Софья Людвиговна, слушая, приходила в себя. Потом она ухватилась за плечи мужа и стала умолять его не отходить от нее и не тушить света.

Максим Петрович не расспрашивал ее и покорился. Он уложил жену, присел и закурил сигару.

Софья Людвиговна заснула не скоро. Приклонский сидел и думал, пуская дым струйкой и следя, как он расплывается по комнате ровными, густыми волнами.

Сигара была уже почти докурена, когда он прилег и задремал, не погасив огня. Софья Людвиговна лежала с закрытыми глазами, должно быть, также дремала.
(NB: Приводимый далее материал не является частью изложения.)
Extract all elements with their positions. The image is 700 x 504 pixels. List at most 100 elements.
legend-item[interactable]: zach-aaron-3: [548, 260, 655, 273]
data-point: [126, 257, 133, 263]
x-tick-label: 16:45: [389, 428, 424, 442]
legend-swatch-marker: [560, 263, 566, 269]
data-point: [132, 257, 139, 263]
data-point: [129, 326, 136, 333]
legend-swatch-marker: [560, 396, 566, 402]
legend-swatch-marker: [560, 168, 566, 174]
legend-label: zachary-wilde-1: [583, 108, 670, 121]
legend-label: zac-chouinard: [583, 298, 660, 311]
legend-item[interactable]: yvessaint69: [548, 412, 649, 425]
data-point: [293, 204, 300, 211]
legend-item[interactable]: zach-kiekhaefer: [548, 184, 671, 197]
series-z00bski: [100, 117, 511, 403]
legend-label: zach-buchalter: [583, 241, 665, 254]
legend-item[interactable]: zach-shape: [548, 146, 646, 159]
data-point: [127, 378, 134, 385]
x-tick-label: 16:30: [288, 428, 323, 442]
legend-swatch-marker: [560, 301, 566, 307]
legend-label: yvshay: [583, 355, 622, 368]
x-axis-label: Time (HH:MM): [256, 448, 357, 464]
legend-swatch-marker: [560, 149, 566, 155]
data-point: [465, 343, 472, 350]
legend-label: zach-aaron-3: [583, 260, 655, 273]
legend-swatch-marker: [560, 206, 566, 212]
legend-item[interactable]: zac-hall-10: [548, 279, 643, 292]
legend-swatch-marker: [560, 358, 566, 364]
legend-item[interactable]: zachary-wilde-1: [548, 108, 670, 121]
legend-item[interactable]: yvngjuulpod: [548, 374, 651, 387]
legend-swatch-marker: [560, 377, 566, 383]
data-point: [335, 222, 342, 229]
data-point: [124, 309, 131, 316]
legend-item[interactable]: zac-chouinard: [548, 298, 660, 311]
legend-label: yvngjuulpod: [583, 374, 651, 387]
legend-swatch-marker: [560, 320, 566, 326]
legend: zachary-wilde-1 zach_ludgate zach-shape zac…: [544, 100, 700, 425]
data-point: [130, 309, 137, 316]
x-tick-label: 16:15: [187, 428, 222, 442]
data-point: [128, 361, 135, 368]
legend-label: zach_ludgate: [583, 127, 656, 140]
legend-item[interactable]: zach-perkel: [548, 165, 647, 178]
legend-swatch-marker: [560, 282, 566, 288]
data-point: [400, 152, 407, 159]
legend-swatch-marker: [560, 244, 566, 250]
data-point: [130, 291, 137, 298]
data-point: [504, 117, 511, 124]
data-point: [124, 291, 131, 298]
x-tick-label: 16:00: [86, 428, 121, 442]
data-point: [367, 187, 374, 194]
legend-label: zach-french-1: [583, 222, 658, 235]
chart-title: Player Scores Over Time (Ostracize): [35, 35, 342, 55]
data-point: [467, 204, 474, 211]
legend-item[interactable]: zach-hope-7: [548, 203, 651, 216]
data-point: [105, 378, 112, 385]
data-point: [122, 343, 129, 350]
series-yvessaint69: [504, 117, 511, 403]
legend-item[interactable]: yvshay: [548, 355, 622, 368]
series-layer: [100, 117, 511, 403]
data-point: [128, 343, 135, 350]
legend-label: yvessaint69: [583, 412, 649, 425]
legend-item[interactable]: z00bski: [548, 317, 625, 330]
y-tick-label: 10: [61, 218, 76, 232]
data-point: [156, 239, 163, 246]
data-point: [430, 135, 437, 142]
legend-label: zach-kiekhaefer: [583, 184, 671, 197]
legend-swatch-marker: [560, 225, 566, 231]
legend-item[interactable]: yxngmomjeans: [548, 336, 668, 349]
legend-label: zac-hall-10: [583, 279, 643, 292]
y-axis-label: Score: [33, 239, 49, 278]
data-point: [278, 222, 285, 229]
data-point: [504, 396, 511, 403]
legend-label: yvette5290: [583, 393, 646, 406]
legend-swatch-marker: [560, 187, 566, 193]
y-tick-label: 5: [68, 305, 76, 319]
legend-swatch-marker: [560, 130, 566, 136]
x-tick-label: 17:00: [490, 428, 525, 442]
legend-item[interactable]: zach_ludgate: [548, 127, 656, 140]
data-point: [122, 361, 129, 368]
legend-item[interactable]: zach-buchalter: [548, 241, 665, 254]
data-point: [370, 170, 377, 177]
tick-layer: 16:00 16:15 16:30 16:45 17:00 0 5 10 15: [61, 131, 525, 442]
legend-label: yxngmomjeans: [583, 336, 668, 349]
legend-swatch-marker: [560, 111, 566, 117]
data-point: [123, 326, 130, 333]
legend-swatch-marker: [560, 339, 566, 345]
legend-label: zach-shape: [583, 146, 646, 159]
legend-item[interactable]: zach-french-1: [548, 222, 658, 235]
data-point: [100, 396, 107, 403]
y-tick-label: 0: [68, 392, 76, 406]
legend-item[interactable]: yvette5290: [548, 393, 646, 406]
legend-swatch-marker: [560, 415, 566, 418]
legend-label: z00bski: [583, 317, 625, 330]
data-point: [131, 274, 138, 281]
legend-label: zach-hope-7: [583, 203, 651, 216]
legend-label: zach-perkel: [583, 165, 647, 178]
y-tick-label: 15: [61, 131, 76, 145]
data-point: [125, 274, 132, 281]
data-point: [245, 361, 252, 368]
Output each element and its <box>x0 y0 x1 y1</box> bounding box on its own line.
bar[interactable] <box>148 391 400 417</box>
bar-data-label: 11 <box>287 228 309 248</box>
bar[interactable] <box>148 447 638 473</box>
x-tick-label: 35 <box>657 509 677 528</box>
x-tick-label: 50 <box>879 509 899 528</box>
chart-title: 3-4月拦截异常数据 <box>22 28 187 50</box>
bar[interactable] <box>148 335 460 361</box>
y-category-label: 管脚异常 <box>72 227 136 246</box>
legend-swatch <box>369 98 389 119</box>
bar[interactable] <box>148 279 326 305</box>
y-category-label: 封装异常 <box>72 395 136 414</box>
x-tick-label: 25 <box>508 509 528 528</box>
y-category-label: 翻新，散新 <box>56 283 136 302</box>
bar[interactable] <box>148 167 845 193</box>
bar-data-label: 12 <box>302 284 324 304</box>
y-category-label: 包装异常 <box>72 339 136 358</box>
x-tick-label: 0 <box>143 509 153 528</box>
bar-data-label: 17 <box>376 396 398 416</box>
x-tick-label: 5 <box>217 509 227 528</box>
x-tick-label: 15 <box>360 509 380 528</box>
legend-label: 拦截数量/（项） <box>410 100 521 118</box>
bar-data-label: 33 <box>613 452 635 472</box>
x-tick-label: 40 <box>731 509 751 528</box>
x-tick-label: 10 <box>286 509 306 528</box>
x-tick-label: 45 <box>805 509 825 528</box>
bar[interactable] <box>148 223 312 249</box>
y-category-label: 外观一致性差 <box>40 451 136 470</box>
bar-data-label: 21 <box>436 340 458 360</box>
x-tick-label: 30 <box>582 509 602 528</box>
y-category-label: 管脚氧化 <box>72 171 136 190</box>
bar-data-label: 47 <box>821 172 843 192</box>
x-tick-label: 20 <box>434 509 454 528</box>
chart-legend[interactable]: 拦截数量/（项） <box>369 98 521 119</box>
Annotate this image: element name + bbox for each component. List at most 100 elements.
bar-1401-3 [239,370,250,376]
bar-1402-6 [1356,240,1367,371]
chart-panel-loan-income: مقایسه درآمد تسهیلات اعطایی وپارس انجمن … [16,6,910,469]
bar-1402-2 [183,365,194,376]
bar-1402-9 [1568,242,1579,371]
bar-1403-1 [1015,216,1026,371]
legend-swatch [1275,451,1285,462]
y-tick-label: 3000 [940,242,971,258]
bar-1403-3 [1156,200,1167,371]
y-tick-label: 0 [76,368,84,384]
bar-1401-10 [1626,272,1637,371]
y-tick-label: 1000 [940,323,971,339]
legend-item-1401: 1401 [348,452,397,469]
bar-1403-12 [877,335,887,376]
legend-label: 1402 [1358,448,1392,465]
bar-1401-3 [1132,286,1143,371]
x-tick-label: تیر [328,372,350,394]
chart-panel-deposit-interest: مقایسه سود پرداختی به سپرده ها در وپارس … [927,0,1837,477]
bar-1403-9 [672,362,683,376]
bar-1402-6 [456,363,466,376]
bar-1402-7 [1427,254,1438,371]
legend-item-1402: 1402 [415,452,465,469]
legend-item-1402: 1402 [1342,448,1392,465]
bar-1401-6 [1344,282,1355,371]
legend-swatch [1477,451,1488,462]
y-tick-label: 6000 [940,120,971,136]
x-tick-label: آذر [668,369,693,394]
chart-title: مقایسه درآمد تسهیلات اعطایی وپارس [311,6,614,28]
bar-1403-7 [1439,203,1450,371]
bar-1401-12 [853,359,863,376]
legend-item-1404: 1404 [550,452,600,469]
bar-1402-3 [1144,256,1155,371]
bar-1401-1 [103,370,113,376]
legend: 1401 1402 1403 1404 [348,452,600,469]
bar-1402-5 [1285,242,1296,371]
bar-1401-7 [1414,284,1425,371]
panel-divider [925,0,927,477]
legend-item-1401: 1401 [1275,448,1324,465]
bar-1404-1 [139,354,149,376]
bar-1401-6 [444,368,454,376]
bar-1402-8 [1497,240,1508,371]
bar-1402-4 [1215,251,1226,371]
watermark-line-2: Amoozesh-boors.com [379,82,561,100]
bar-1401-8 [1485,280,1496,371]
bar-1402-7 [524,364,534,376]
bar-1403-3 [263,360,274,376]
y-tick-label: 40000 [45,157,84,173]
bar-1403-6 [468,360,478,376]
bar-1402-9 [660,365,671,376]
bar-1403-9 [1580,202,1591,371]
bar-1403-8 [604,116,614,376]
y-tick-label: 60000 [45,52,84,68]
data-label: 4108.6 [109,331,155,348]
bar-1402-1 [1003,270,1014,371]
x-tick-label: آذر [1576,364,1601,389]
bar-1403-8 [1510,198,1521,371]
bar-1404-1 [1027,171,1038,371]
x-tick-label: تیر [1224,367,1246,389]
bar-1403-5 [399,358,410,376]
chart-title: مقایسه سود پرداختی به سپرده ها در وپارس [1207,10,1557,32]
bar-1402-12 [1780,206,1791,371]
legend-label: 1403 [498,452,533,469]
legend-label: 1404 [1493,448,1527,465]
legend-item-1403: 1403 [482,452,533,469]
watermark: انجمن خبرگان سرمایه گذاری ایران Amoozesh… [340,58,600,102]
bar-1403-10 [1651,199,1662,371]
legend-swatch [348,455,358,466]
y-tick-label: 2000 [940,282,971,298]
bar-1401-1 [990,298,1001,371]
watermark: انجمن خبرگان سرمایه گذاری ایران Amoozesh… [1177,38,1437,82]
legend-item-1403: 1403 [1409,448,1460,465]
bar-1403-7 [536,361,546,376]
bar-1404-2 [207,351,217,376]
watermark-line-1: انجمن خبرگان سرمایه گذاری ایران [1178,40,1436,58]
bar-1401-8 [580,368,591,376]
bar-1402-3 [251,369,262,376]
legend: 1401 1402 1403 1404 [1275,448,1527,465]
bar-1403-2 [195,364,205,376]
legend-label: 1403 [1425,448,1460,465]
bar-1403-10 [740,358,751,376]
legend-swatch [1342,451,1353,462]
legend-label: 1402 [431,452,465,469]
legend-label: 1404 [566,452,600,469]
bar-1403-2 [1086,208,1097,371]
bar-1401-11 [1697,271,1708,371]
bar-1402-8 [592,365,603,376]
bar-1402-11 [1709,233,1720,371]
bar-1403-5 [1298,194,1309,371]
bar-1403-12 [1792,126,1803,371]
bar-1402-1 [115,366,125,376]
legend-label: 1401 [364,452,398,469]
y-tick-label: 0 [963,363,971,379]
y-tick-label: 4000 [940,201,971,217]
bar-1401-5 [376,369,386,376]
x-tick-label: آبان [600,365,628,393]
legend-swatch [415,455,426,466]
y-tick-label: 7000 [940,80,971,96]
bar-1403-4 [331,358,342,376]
Сквозь дремоту до него доносился тягучий, мелодичный мотив. Тихо, но надоедливо, кто-то наигрывал на рояле сентиментальную, наивную песенку. Мелодия докучливо щекотала слух, отрывала от сна и не могла оторвать, — только настораживала внимание, вызывая безуспешную борьбу с дремотой. И так тянулось долго, могло бы тянуться еще дольше, если бы не рыдание, глухое, сдержанное и все же отчетливое рыдание сплелось с мотивом и вырвало из полуяви в явь. Максим Петрович вскочил и присел на диван с протянутой вперед, точно для самозащиты, рукой.

В комнате было светло и пусто. На оттоманке, полуприкрытой скомканной простыней, сидела Софья Людвиговна, обхватив руками колени и спрятав лицо. Волосы у нее были распущены и разметались по поднятым кверху худеньким плечам. Она беззвучно вздрагивала и передергивалась мелкой дрожью. Только изредка, задыхаясь, она слегка поднимала лицо, и тогда Максим Петрович видел знакомые ему, милые, глубокие глаза, теперь расширенные, страдающие, и слышал рыдание, похожее на стон или жалобу.